If only I were David Sedaris. Every book, every article he writes impresses me so. Journey Into the Night is no exception. Published in the New Yorker back in 2007, this essay is riveting. It begins by discussing the annoyances of long-distance flights (in Sedaris’ case, specifically from New York to Paris) and the almost-embarrassingly superior treatment that Business Elite flyers receive. Sedaris then tells the story of a Polish flyer who was moved next to him, in his Business Elite seat, because the man had been crying over the loss of his recently deceased mother and disrupting flyers in the front of the plane. Hilariously, he paints the man as over-reacting and childish—disrupting his $8,000 flight experience and preventing him from watching a low-grade movie that other Business Elites laugh at up front. But in the end, we find both Sedaris and the Polish man crying side-by-side after Sedaris reminisced on teenage memories of his incessantly farting grandmother and the blood-bearing beatings his father would impose in response to his laughter.

I wish I had written this article because it is hilarious. One thing I suck at as a writer is being funny. Actually, in general, I’m not really a funny person. I tell jokes frequently, but people never really laugh. They just give that warm smirk that seems to say, “At least you tried.” In any case, I think that incorporating humor into my project (and into my life) would be extremely beneficial. As Adam mentioned early on in our course, “You can never take yourself too seriously.” I should try to do differently.
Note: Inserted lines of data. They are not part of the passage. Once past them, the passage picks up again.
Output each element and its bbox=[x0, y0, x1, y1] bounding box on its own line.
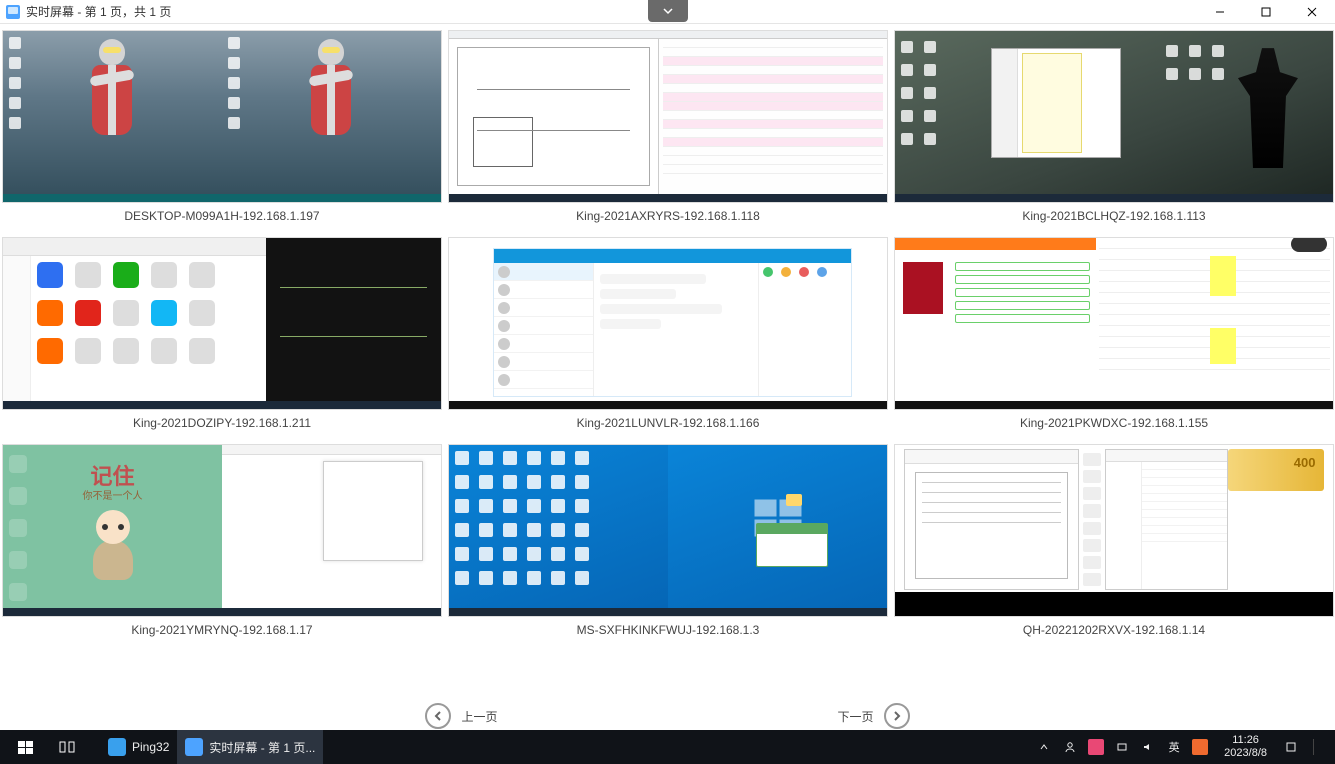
screen-thumbnail[interactable] bbox=[448, 444, 888, 617]
tray-chevron-icon[interactable] bbox=[1036, 739, 1052, 755]
screen-thumbnail[interactable] bbox=[894, 237, 1334, 410]
monitor-icon bbox=[185, 738, 203, 756]
next-label: 下一页 bbox=[838, 708, 874, 725]
clock-time: 11:26 bbox=[1224, 734, 1267, 747]
screen-cell: King-2021LUNVLR-192.168.1.166 bbox=[448, 237, 888, 440]
screen-cell: King-2021DOZIPY-192.168.1.211 bbox=[2, 237, 442, 440]
screen-thumbnail[interactable] bbox=[894, 30, 1334, 203]
screen-caption: King-2021YMRYNQ-192.168.1.17 bbox=[131, 623, 312, 637]
taskbar-app-realtime-screen[interactable]: 实时屏幕 - 第 1 页... bbox=[177, 730, 323, 764]
tray-ime-indicator[interactable]: 英 bbox=[1166, 739, 1182, 755]
close-button[interactable] bbox=[1289, 0, 1335, 24]
minimize-button[interactable] bbox=[1197, 0, 1243, 24]
task-view-button[interactable] bbox=[50, 730, 100, 764]
screen-thumbnail[interactable]: 400 bbox=[894, 444, 1334, 617]
screen-cell: DESKTOP-M099A1H-192.168.1.197 bbox=[2, 30, 442, 233]
windows-taskbar: Ping32 实时屏幕 - 第 1 页... 英 11:26 2023/8/8 bbox=[0, 730, 1335, 764]
window-title: 实时屏幕 - 第 1 页，共 1 页 bbox=[26, 3, 171, 20]
screen-caption: King-2021AXRYRS-192.168.1.118 bbox=[576, 209, 760, 223]
tray-volume-icon[interactable] bbox=[1140, 739, 1156, 755]
tray-app-icon[interactable] bbox=[1088, 739, 1104, 755]
screen-cell: King-2021PKWDXC-192.168.1.155 bbox=[894, 237, 1334, 440]
screen-cell: MS-SXFHKINKFWUJ-192.168.1.3 bbox=[448, 444, 888, 647]
screen-caption: King-2021BCLHQZ-192.168.1.113 bbox=[1022, 209, 1205, 223]
screen-caption: King-2021LUNVLR-192.168.1.166 bbox=[577, 416, 760, 430]
maximize-button[interactable] bbox=[1243, 0, 1289, 24]
screen-thumbnail[interactable] bbox=[448, 30, 888, 203]
notification-icon[interactable] bbox=[1283, 739, 1299, 755]
ping32-icon bbox=[108, 738, 126, 756]
dropdown-tab[interactable] bbox=[648, 0, 688, 22]
prev-page-button[interactable]: 上一页 bbox=[425, 703, 497, 729]
screen-thumbnail[interactable]: 记住 你不是一个人 bbox=[2, 444, 442, 617]
title-bar: 实时屏幕 - 第 1 页，共 1 页 bbox=[0, 0, 1335, 24]
screen-cell: King-2021BCLHQZ-192.168.1.113 bbox=[894, 30, 1334, 233]
task-view-icon bbox=[58, 738, 76, 756]
windows-icon bbox=[18, 741, 33, 754]
screen-caption: DESKTOP-M099A1H-192.168.1.197 bbox=[124, 209, 319, 223]
arrow-right-icon bbox=[884, 703, 910, 729]
tray-network-icon[interactable] bbox=[1114, 739, 1130, 755]
system-tray: 英 11:26 2023/8/8 bbox=[1036, 734, 1335, 760]
clock-date: 2023/8/8 bbox=[1224, 747, 1267, 760]
taskbar-app-ping32[interactable]: Ping32 bbox=[100, 730, 177, 764]
realtime-screen-label: 实时屏幕 - 第 1 页... bbox=[209, 739, 315, 756]
monitor-icon bbox=[6, 5, 20, 19]
screen-thumbnail[interactable] bbox=[448, 237, 888, 410]
screen-cell: King-2021AXRYRS-192.168.1.118 bbox=[448, 30, 888, 233]
window-controls bbox=[1197, 0, 1335, 24]
screen-thumbnail[interactable] bbox=[2, 30, 442, 203]
next-page-button[interactable]: 下一页 bbox=[838, 703, 910, 729]
cartoon-subtitle: 你不是一个人 bbox=[83, 487, 143, 502]
arrow-left-icon bbox=[425, 703, 451, 729]
start-button[interactable] bbox=[0, 730, 50, 764]
tray-people-icon[interactable] bbox=[1062, 739, 1078, 755]
screen-caption: King-2021PKWDXC-192.168.1.155 bbox=[1020, 416, 1208, 430]
pagination: 上一页 下一页 bbox=[0, 702, 1335, 730]
screen-thumbnail[interactable] bbox=[2, 237, 442, 410]
screen-cell: 400 QH-20221202RXVX-192.168.1.14 bbox=[894, 444, 1334, 647]
gold-number: 400 bbox=[1294, 455, 1316, 470]
screen-caption: King-2021DOZIPY-192.168.1.211 bbox=[133, 416, 311, 430]
screen-grid: DESKTOP-M099A1H-192.168.1.197 King-2021A… bbox=[0, 24, 1335, 647]
prev-label: 上一页 bbox=[461, 708, 497, 725]
show-desktop-button[interactable] bbox=[1313, 739, 1329, 755]
taskbar-clock[interactable]: 11:26 2023/8/8 bbox=[1218, 734, 1273, 760]
ping32-label: Ping32 bbox=[132, 740, 169, 754]
tray-sogou-icon[interactable] bbox=[1192, 739, 1208, 755]
screen-caption: QH-20221202RXVX-192.168.1.14 bbox=[1023, 623, 1205, 637]
screen-cell: 记住 你不是一个人 King-2021YMRYNQ-192.168.1.17 bbox=[2, 444, 442, 647]
screen-caption: MS-SXFHKINKFWUJ-192.168.1.3 bbox=[577, 623, 760, 637]
chevron-down-icon bbox=[662, 5, 674, 17]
I also admire this piece of writing because it is so unpredictable. There is no linear structure to the essay at all—we, as readers, never know what to expect. In fact, he rarely references anything he said earlier in the essay. He is not trying to make a point; rather, he arrives at a point. I may be able to incorporate this tactic into my project, though it will definitely be more difficult than the last. The only way I would be able to do it is by using the personal narrative aspect of my project creatively. A professor once described an essay of mine as “like an Impressionist painting.” That was an accident though. Perhaps I could do it again. But would it be fitting? Regardless, I suggest to myself that I keep it in mind.

2 thoughts to “If Only I Were David Sedaris”

  1. Hi Cameron-
    This article sounds hilarious and I can’t wait to read it after I finish writing this comment… I think it can be very hard conveying humor through writing. Whenever I am trying to make something funny in my writing, I always feel like it doesn’t read that way. Maybe you could try to incorporate a bit of humor in your final project? Not sure exactly how that would fit, but it could be a fun challenge!


  2. Cameron,
    Humor is always a nice addition to any piece of writing. But the key to being funny is not to try! Especially in writing, it is pretty obvious when a joke is forced or thought through too much. Just keep an open mind when you are working on your project and if someone you are talking to says something funny, or if you think of a silly pun, don’t be afraid to use it. I try to incorporate humor into my writing a lot, and it doesn’t always work. But its okay if it doesn’t- we are here to test our limits as writers.